Isabel Montañez

Isabel Montañez
University of California at Davis

2017 Laurence L. Sloss Award

Presented to Isabel Montañez

Citation by Michael C. Pope

Isabel P. Montañez, the 2017 Recipient of the Laurence L. Sloss Award, is highly deserving of this award, as her sedimentary and geochemical studies in paleoclimate and paleoceanography provide the quantitative framework for numerous other scientific studies, and she has an exemplary service record to the Geological Society of America (GSA). Dr. Montañez earned her B.A. in geology from Bryn Mawr College in 1981 and her Ph.D. in geology from Virginia Polytechnic Institute and State University in 1989. Isabel taught at the University of California at Riverside from 1990 to 1998 before moving to the University of California at Davis, where she has been a professor (and now distinguished professor) for 20 years.

Isabel is an extraordinary sedimentary geologist and geochemist whose approach to research is truly interdisciplinary working with paleontologists, biologists, modelers, soil scientists, geochronologists, and other geochemists to better understand Earth’s ocean, land, and atmospheric records of the last half billion years. Isabel’s research reconstructs sea level history and determines the composition of ancient seawater and the atmosphere, and unravels the complex interactions and feedbacks between life and climate during icehouse and greenhouse periods. Isabel’s research has developed and refined proxies of past atmospheric CO2 concentrations and paleoclimate conditions, providing “ground-truthing” and calibration of proxy approaches in marine and terrestrial studies. Her research provides environmental and chronologic frameworks for investigations of the changing redox state of the oceans, biodiversification events and extinctions, major climate transitions, and the linkage to continental-scale tectonics and weathering.

Isabel’s service includes editor of Sedimentology, Basin Research, Palaeogeography, Palaeoclimatology, Palaecology, and The Sedimentary Record. Isabel was a councilor for GSA and currently is serving as president of GSA. Isabel has worked tirelessly in shaping the NSF’s and the National Academy of Science’s appreciation of deep-time paleoclimate and paleoceanographic records and why what we (sedimentologists) do is important to our society and the world.

top2017 Laurence L. Sloss Award — Response by Isabel Montañez

I want to begin by thanking my nominator and citationist, Mike Pope, those who supported the award, and the Sedimentary Geology Division for honoring me with the Laurence L. Sloss award. It is a most wonderful experience when one receives such an accolade, but it is particularly special when it is completely unexpected. My career, like that of most academics, has not occurred in isolation. I’ve worked with a wonderful group of sedimentary geology students over the years. They have expanded my thinking through their keen curiosity and willingness to not blindly accept ideas but rather challenge them—including many offered by their advisor. Watching these students build thriving careers of their own has been tremendously rewarding. I’ve also been fortunate to work with many great colleagues over the years including in areas far afield from my own. From them I’ve learned how to read time in the rock record, the intricacies of the climate system, and to appreciate that the earth’s environment changes at the will of the life it supports, among many other things. And I would be remiss if I didn’t acknowledge the Carbonate Research Lab at Virginia Tech headed by J. Fred Read. When I joined the lab in 1983, I had no sense of how influential my geology formative years with fellow lab mates Steve Dorobek, John Grotzinger, Maya Elrick, Jim Niemann, and Dave Osleger would be. These cherished friends, including Fred and Krishna Sinha, a radiogenic isotope geochemist on the faculty at VA Tech, expanded my horizons daily, helped to build lots of great memories, and are part of the fabric of the geoscientist that I am today.

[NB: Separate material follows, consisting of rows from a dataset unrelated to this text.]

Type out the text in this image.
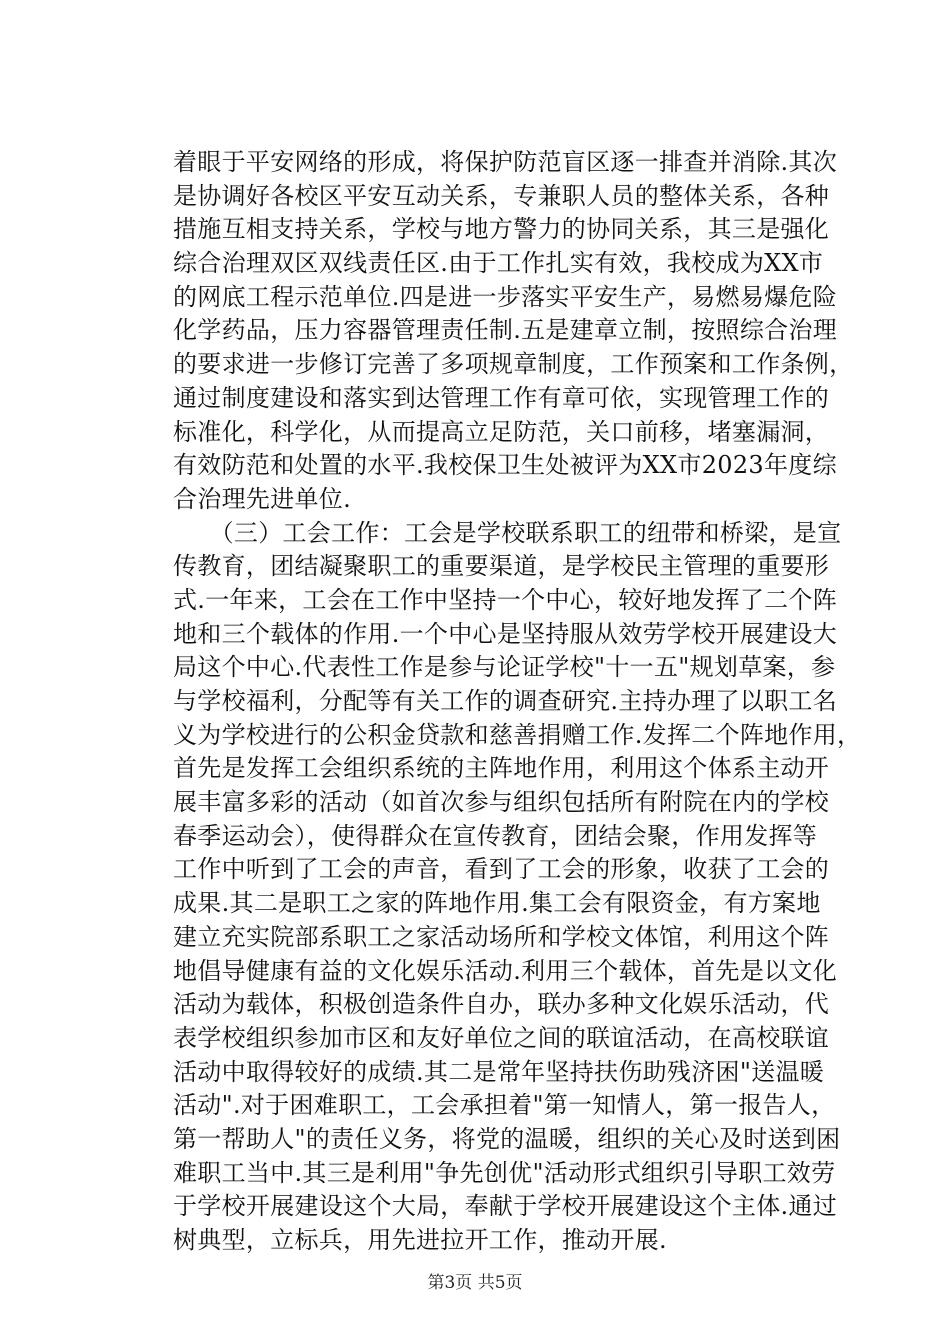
着眼于平安网络的形成，将保护防范盲区逐一排查并消除.其次
是协调好各校区平安互动关系，专兼职人员的整体关系，各种
措施互相支持关系，学校与地方警力的协同关系，其三是强化
综合治理双区双线责任区.由于工作扎实有效，我校成为XX市
的网底工程示范单位.四是进一步落实平安生产，易燃易爆危险
化学药品，压力容器管理责任制.五是建章立制，按照综合治理
的要求进一步修订完善了多项规章制度，工作预案和工作条例，
通过制度建设和落实到达管理工作有章可依，实现管理工作的
标准化，科学化，从而提高立足防范，关口前移，堵塞漏洞，
有效防范和处置的水平.我校保卫生处被评为XX市2023年度综
合治理先进单位.
　　（三）工会工作：工会是学校联系职工的纽带和桥梁，是宣
传教育，团结凝聚职工的重要渠道，是学校民主管理的重要形
式.一年来，工会在工作中坚持一个中心，较好地发挥了二个阵
地和三个载体的作用.一个中心是坚持服从效劳学校开展建设大
局这个中心.代表性工作是参与论证学校"十一五"规划草案，参
与学校福利，分配等有关工作的调查研究.主持办理了以职工名
义为学校进行的公积金贷款和慈善捐赠工作.发挥二个阵地作用，
首先是发挥工会组织系统的主阵地作用，利用这个体系主动开
展丰富多彩的活动（如首次参与组织包括所有附院在内的学校
春季运动会），使得群众在宣传教育，团结会聚，作用发挥等
工作中听到了工会的声音，看到了工会的形象，收获了工会的
成果.其二是职工之家的阵地作用.集工会有限资金，有方案地
建立充实院部系职工之家活动场所和学校文体馆，利用这个阵
地倡导健康有益的文化娱乐活动.利用三个载体，首先是以文化
活动为载体，积极创造条件自办，联办多种文化娱乐活动，代
表学校组织参加市区和友好单位之间的联谊活动，在高校联谊
活动中取得较好的成绩.其二是常年坚持扶伤助残济困"送温暖
活动".对于困难职工，工会承担着"第一知情人，第一报告人，
第一帮助人"的责任义务，将党的温暖，组织的关心及时送到困
难职工当中.其三是利用"争先创优"活动形式组织引导职工效劳
于学校开展建设这个大局，奉献于学校开展建设这个主体.通过
树典型，立标兵，用先进拉开工作，推动开展.
第3页 共5页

It is from all of these interactions that I have come to fully appreciate Earth as a dynamic system, one capable of change far greater than revealed by the past few 100s of thousands of years. The underpinning of my appreciation for the Earth system, however, is the sedimentary record—primarily the carbonate stratigraphic record. I was fortunate to learn to read this rich record from people such as Fred Read and James Wilson. I never had the opportunity to directly interact with Larry Sloss. But it is the work of the pioneers in stratigraphy, of which Larry was clearly one, who impressed upon me the value of the stratigraphic record. Geochemical data or modeling results out of context of this framework are nothing more than a lot of hard earned measurements or calculations. In these times when the importance of field and petrographic studies can be overshadowed by the emerging potential to measure the isotopes of most elements of the periodic table or to model nearly every process of the Earth system, it is that much more important to not lose sight of that lesson. I am privileged to continue to pass that on to budding geoscientists and in so doing to help carry on the legacy of Laurence L. Sloss.